How … do you find your poetic voice? In practice, you hear it coming from somebody else, you hear something in another writer’s sounds that flows in through your ear and enters the echo-chamber of your head and delights your whole nervous system in such a way that your reaction will be, ‘Ah, I wish I had said that, in that particular way.’ This other writer, in fact, has spoken something essential to you, something you recognize instinctively as a true sounding of aspects of yourself and your experience. And your first steps as a writer will be to imitate, consciously or unconsciously, those sounds that flowed in, that in-fluence.’
 
So, the first step of being a poet is to read as much as possible – to listen to poetry, and to observe what is around you.
 
The moment when you feel that you can accurately express your own experience and imagination in words – that moment indicates that you have found your own poetic voice – no longer a clodhopper, you have been drawn ‘into the ring of the dance’.
 
A poem can be a book-length narrative in verse, or it can be a simple observation in a few short lines. And while contemporary poems most often do not observe the rules of metrical verse, poems draw the reader or listener’s attention towards their musicality – they aim for a coherence between sound and sense.
 
While a poem needs its own interior logic, it does not belong to the world of linearity and rationality, of chronological time or of complete sentences. It is free to move between the past, present and future, to use metaphor to make sudden and illuminating leaps of thought – and in doing so, poetry can be one of the most powerful expressions of our inner worlds, of our emotions, of our thoughts and feelings about what it means to be human, right now, in this world.
 
Sylvia Plath wrote, “The blood jet is poetry/There is no stopping it.” In a similarly intense way, Rilke claimed that a true poet needed to write in order to live. While I disagree with Rilke that a person is only a poet if they need to write in order to survive, for me, reading and writing poetry is one of the things that makes me feel most alive. It is a form of concentration, of focus and meditation, of paying attention.
 
It is this intensity of observation – as William Blake wrote “to see the world in a grain of sand” – that is one of the features of poetry. And it is the power of detail that links poetry into the wider picture of life and what gives life meaning. And so we can compose a long and sweeping narrative, or choose to write about “the motes/of gold moving/from shadow to shadow”. And what better thing to write about than dust motes suspended in a shaft of light – for it is an apt metaphor for the brevity and fragility of our own lives – and it is that brevity that imbues our lives with meaning.

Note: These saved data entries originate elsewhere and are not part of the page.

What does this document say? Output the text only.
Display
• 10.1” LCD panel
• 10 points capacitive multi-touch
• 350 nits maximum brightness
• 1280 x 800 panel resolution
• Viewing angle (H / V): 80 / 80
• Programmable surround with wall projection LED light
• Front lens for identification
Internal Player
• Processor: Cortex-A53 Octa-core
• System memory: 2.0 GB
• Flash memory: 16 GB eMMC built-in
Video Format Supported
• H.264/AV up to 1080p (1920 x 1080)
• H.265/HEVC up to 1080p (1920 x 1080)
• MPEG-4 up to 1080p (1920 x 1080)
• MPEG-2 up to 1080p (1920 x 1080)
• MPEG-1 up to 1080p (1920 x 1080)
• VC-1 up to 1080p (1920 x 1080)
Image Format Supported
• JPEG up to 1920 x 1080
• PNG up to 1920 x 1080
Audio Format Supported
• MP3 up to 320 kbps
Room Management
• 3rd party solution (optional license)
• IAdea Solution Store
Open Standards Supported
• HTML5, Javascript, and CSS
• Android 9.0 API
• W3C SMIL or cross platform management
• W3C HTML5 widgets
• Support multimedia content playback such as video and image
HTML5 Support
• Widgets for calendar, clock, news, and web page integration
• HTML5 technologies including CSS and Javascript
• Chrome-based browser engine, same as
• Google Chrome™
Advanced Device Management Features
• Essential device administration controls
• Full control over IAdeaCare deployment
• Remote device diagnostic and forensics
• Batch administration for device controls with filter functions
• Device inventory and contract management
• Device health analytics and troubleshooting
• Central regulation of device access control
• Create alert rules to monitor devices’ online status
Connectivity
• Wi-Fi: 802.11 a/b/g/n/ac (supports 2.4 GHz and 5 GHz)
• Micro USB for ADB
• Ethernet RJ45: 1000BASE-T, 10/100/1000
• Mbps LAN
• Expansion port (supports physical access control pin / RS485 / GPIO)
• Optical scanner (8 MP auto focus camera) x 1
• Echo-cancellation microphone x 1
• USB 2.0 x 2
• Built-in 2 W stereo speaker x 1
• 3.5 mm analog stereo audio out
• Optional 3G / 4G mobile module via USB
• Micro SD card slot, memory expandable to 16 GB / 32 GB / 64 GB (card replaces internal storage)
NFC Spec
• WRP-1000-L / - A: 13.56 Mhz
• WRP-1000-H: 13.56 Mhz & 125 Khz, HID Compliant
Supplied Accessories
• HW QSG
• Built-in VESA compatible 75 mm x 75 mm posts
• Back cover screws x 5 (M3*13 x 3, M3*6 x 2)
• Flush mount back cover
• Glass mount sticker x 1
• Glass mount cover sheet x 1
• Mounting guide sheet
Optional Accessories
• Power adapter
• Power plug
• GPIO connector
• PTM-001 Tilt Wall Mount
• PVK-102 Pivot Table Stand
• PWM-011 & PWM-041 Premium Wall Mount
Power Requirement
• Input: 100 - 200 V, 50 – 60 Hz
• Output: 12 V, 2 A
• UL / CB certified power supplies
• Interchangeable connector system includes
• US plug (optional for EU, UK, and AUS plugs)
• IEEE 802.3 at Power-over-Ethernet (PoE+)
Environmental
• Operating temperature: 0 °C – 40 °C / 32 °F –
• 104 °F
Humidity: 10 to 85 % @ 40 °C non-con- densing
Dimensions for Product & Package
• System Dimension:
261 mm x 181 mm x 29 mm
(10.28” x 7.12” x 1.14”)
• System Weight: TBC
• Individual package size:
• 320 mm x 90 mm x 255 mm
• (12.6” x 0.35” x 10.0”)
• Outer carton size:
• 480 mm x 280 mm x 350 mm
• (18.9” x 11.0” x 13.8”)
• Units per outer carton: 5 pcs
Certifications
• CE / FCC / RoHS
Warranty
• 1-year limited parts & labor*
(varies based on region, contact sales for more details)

It is poetry that is read at weddings, at funerals, that people write when they fall in love. It is poetry that people reach for when other words seem inadequate to express life’s most intense experiences.

And poetry, finally, is a form of nourishment. As Mary Oliver, the American poet who died in January this year, wrote: “Poetry is a life-cherishing force. For poems are not words, after all, but fires for the cold, ropes let down to the lost, something as necessary as bread in the pockets of the hungry.”